Q77. What was the mission of Guru Nanak?
Guru Nanak was born in Talwandi, a village in Punjab, in 1469 at a critical period of Indian history. The Lodi rulers wallowed in luxury and did not care for the affairs of State and welfare of their subjects. Their weakness and sloth brought Babar on to the Indian scene. Guru Nanak protested against the foreign domination and warned the rulers that if they did not look into the grievances of the people, they would meet the punishment they deserved.
Guru Nanak challenged the fanaticism and intolerance of the Muslims, of his time. During his visit to Mecca, he made the Kazis realize that God’s house is everywhere and not only in the direction of the Kaaba. Similarly, Guru Nanak also exposed the meaningless ritual and caste prejudices prevalent among the Hindus. He demonstrated to them the fallacy of feeding Brahmins at the time of the performance of the Sharaadha. At Hardwar, in a very amusing way, he exposed the folly of offering water to the manes of ancestors.
Guru Nanak’s life may be divided into three parts. The first period of 30 years was spent at Talwandi and Sultanpur as a householder. The second period of 22 years was spent in missionary travels far and wide and for the third and the last period of 18 years he stayed at Kartarpur for the benefit of his followers. He established places of worship called Dharamsalas. Wherever he went, he urged people to perform acts of charity and render services to the poor and the needy.

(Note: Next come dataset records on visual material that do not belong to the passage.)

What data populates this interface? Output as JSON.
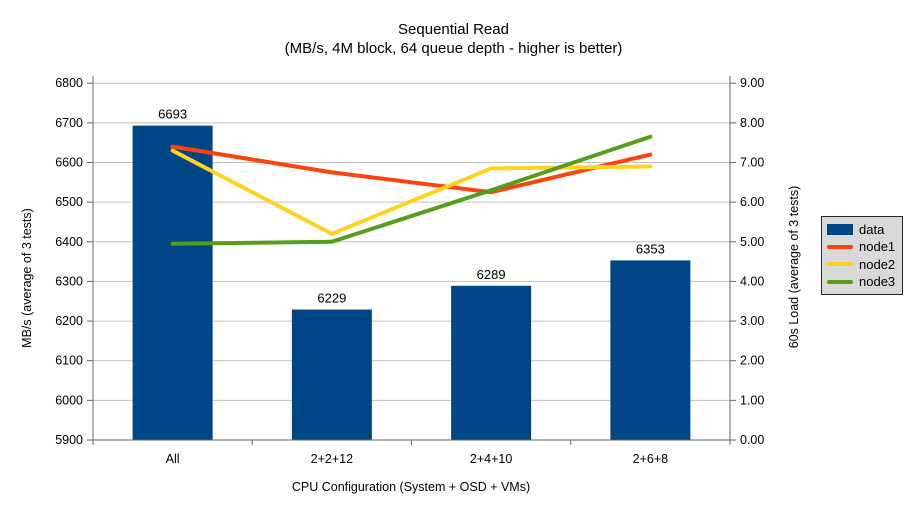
{
  "chart_data": {
    "type": "bar+line",
    "title": "Sequential Read",
    "subtitle": "(MB/s, 4M block, 64 queue depth - higher is better)",
    "categories": [
      "All",
      "2+2+12",
      "2+4+10",
      "2+6+8"
    ],
    "bar_series": {
      "name": "data",
      "color": "#004586",
      "axis": "left",
      "values": [
        6693,
        6229,
        6289,
        6353
      ],
      "value_labels": [
        "6693",
        "6229",
        "6289",
        "6353"
      ]
    },
    "line_series": [
      {
        "name": "node1",
        "color": "#FF420E",
        "axis": "right",
        "values": [
          7.4,
          6.75,
          6.25,
          7.2
        ]
      },
      {
        "name": "node2",
        "color": "#FFD320",
        "axis": "right",
        "values": [
          7.3,
          5.2,
          6.85,
          6.9
        ]
      },
      {
        "name": "node3",
        "color": "#579D1C",
        "axis": "right",
        "values": [
          4.95,
          5.0,
          6.3,
          7.65
        ]
      }
    ],
    "left_axis": {
      "label": "MB/s (average of 3 tests)",
      "min": 5900,
      "max": 6800,
      "step": 100,
      "tick_labels": [
        "5900",
        "6000",
        "6100",
        "6200",
        "6300",
        "6400",
        "6500",
        "6600",
        "6700",
        "6800"
      ]
    },
    "right_axis": {
      "label": "60s Load (average of 3 tests)",
      "min": 0,
      "max": 9,
      "step": 1,
      "tick_labels": [
        "0.00",
        "1.00",
        "2.00",
        "3.00",
        "4.00",
        "5.00",
        "6.00",
        "7.00",
        "8.00",
        "9.00"
      ]
    },
    "x_axis": {
      "label": "CPU Configuration (System + OSD + VMs)"
    },
    "legend": {
      "position": "right",
      "items": [
        {
          "label": "data",
          "color": "#004586",
          "shape": "rect"
        },
        {
          "label": "node1",
          "color": "#FF420E",
          "shape": "line"
        },
        {
          "label": "node2",
          "color": "#FFD320",
          "shape": "line"
        },
        {
          "label": "node3",
          "color": "#579D1C",
          "shape": "line"
        }
      ]
    },
    "style_colors": {
      "background": "#ffffff",
      "gridline": "#c0c0c0",
      "axis_line": "#666666",
      "legend_background": "#d9d9d9",
      "legend_border": "#262626"
    },
    "grid": "horizontal-only",
    "higher_is_better": true
  }
}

Guru Nanak propagated the equality of man. He treated Hindus and Muslims alike. He went to their important shrines and explained to them the true way of spiritual life. He opposed the distinctions of caste. He called himself a member of the lowest caste.
Guru Nanak insisted on Grahstha – living a house-holder’s life. The path of renunciation or Sanyas is the way of escapism and defeat. Man must do his worldly duties and at the same time keep his spirit detached from worldly things.
Finding that his end was approaching, Guru Nanak tested his disciples and passed Gurudom onto the most worthy of them, Guru Angad, in 1539.